The team also wanted to gauge how adherent the system was to the episodes of care protocol, such as whether the laboratory tests, eye exams, and podiatry care were done properly and whether the diabetes educators were involved. It also looked at use of prescription drugs, over-the-counter drugs, and alternative medications and other dietary supplements.
The pilot also included a clinic visit that involved the patient, the case manager, and family members. "What we wanted to focus on is how [peoplr are] going to absorb the information," explains Rise. "Are they going to be incentivized by fear or encouragement?" The pilot also looked at the patients’ environment, including an inventory of food in their home and a list of restaurants they visit. It also helped determine if they needed a referral to cardiac rehabilitation, pulmonary rehabilitation, or simply an exercise area to continue to provide safe behavior changes, she says.
Rise says the pilot sought to individualize the treatment plan. "We put together a dictation of the treatment plan on our electronic system so that every provider had a copy of what we were working on," she reports.
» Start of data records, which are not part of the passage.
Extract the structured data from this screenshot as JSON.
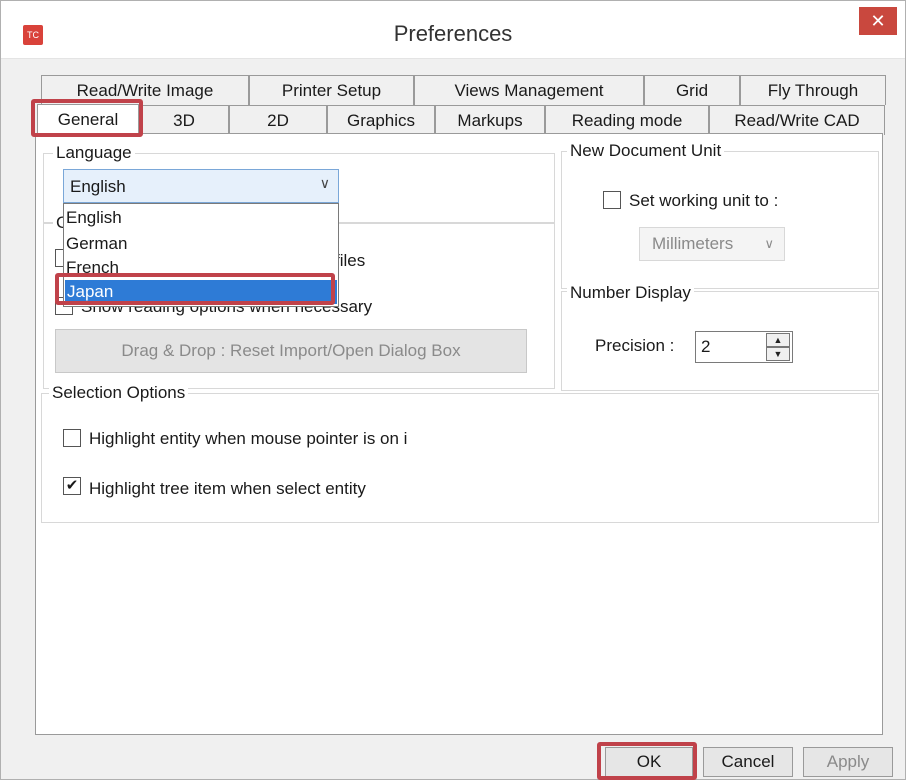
{
  "window": {
    "title": "Preferences",
    "logo_text": "TC",
    "close_glyph": "✕"
  },
  "tabs_row1": [
    {
      "label": "Read/Write Image"
    },
    {
      "label": "Printer Setup"
    },
    {
      "label": "Views Management"
    },
    {
      "label": "Grid"
    },
    {
      "label": "Fly Through"
    }
  ],
  "tabs_row2": [
    {
      "label": "General",
      "active": true
    },
    {
      "label": "3D"
    },
    {
      "label": "2D"
    },
    {
      "label": "Graphics"
    },
    {
      "label": "Markups"
    },
    {
      "label": "Reading mode"
    },
    {
      "label": "Read/Write CAD"
    }
  ],
  "language": {
    "group_label": "Language",
    "selected": "English",
    "options": [
      "English",
      "German",
      "French",
      "Japan"
    ],
    "highlighted_option": "Japan"
  },
  "other_group": {
    "label_fragment": "C",
    "option1_visible_tail": "files",
    "option2_label": "Show reading options when necessary",
    "drag_drop_button": "Drag & Drop : Reset Import/Open Dialog Box"
  },
  "new_document_unit": {
    "group_label": "New Document Unit",
    "checkbox_label": "Set working unit to :",
    "checked": false,
    "unit_value": "Millimeters"
  },
  "number_display": {
    "group_label": "Number Display",
    "precision_label": "Precision :",
    "precision_value": "2"
  },
  "selection_options": {
    "group_label": "Selection Options",
    "items": [
      {
        "label": "Highlight entity when mouse pointer is on i",
        "checked": false
      },
      {
        "label": "Highlight tree item when select entity",
        "checked": true
      }
    ]
  },
  "buttons": {
    "ok": "OK",
    "cancel": "Cancel",
    "apply": "Apply"
  },
  "colors": {
    "highlight_outline": "#c0424a",
    "selection_blue": "#2e7bd6",
    "close_button": "#c9483e"
  }
}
That way, each provider who had contact with the patient knew the game plan and could provide support in the areas that were specific to his or her specialty.
The pilot team also sought to convert all the goals that patients established with the case managers into a numerical system. "If it was physical activity, we knew that a patient was going from a 500 calorie exercise week to a 1,000 calorie exercise week," she explains. "We also wanted to quantify the nutritional plan and quantify any changes into a numerical factor so people could see what they were doing."
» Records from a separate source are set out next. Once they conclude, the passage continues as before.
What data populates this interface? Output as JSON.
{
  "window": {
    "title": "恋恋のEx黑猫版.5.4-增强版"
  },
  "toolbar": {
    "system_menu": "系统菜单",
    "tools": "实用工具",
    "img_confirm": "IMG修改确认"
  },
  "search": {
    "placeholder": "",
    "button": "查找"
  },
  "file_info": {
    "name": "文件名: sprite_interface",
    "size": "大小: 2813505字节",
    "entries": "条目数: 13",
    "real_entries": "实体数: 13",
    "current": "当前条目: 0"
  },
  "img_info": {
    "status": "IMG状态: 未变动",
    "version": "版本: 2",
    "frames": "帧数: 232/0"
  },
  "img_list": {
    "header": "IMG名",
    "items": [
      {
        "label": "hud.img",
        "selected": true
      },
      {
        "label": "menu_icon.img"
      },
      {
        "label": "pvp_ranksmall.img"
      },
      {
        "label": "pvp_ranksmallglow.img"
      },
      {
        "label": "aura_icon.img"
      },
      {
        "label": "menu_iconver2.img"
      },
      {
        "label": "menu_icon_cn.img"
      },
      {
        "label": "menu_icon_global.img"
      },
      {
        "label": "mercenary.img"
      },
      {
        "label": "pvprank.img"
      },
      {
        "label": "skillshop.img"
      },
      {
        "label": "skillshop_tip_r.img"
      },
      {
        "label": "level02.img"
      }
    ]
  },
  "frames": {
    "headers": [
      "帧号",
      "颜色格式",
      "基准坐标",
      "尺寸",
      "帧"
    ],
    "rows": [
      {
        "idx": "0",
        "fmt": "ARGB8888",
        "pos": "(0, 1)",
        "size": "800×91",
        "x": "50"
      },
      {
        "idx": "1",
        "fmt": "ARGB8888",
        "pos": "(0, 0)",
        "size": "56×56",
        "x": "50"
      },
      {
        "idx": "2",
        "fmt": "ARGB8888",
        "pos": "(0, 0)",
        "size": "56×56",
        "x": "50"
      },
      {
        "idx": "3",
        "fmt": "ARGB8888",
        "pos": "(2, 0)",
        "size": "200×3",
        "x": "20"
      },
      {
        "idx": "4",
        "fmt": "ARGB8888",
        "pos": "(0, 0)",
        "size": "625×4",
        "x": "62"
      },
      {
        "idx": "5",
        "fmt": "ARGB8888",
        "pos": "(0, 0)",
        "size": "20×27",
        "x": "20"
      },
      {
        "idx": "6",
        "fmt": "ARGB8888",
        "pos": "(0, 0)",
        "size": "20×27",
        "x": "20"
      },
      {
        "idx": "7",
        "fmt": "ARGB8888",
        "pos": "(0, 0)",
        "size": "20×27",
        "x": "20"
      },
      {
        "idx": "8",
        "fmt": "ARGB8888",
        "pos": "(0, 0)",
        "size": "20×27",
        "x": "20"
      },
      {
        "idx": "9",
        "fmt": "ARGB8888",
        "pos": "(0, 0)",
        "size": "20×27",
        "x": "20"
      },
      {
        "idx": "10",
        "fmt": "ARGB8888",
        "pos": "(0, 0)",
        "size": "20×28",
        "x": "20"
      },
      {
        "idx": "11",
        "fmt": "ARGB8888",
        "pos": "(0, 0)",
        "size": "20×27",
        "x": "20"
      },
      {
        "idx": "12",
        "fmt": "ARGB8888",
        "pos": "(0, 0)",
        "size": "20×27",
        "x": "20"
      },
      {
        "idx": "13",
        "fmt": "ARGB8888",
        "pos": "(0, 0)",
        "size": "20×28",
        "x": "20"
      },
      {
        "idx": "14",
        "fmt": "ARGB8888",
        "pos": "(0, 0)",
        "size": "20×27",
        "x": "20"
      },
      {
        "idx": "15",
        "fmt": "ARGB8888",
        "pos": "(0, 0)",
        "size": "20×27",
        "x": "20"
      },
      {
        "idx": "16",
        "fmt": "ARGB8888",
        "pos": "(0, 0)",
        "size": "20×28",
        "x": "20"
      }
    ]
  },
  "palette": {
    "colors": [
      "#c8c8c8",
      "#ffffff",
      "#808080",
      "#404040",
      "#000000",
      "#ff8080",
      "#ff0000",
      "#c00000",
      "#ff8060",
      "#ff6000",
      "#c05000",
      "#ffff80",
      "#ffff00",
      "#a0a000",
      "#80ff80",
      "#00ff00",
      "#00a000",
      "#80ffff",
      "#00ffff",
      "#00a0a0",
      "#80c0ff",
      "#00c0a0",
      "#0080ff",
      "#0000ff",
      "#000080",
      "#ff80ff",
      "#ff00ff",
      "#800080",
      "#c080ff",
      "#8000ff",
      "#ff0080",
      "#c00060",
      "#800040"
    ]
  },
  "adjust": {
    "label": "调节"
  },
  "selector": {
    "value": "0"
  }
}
Ongoing monitoring included a weekly contact as well as a six-month review. "We definitely found that patients appreciated reinforcement in their behavior changes," says Rise. "Patients may not have met their goal, but maybe they were 50% there, and it was useful for them to look at where they started and where they are now."
When patients were terminated from the study, Rise says, many expressed a desire to continue the program. At termination, team members attempted to determine what the patient had learned from the study and what areas they wanted more help with.
"We did a satisfaction survey with patients, and we did a feedback session with our case managers to identify what it is that they wanted," she explains.
Under the pilot, Gunter says the average hemoglobin UNC went from 7.7 to 7.4. Equally importantly, 70% of all the patients showed some decrease in hemoglobin A1C. "That was again a clinical measurement that was really important to us," she says.
Inpatient costs were cut approximately in half, from $2,171 per patient to $1,113. However, Gunter points out that reducing the costs of a few very costly patients can skew results among a limited numbers of patients. Some outpatient costs went up, but that is to be expected when people are coming in for services that they have not been getting, Gunter says. "We hope that will keep them out of the emergency room and the hospital," she explains.
"These cost reductions would probably not be enough to pay for the costs of case management," says Gunter. On the other hand, she notes that the first six-month period is the most intensive time for case management, and if these patients were maintained over a longer period of time, the results could be far more significant. "We hope to do that in the upcoming [CMS] projects," she says.
She says the most significant learning point derived from case managers was that they wanted more supervision. "They wanted someone who could coach them as far as looking at all of the data."
They also wanted clarification on the role of the case manager, Gunter adds. Some of the case managers felt overwhelmed by so much information about diabetes that they wanted to know where the role of case management stops and other professions take over.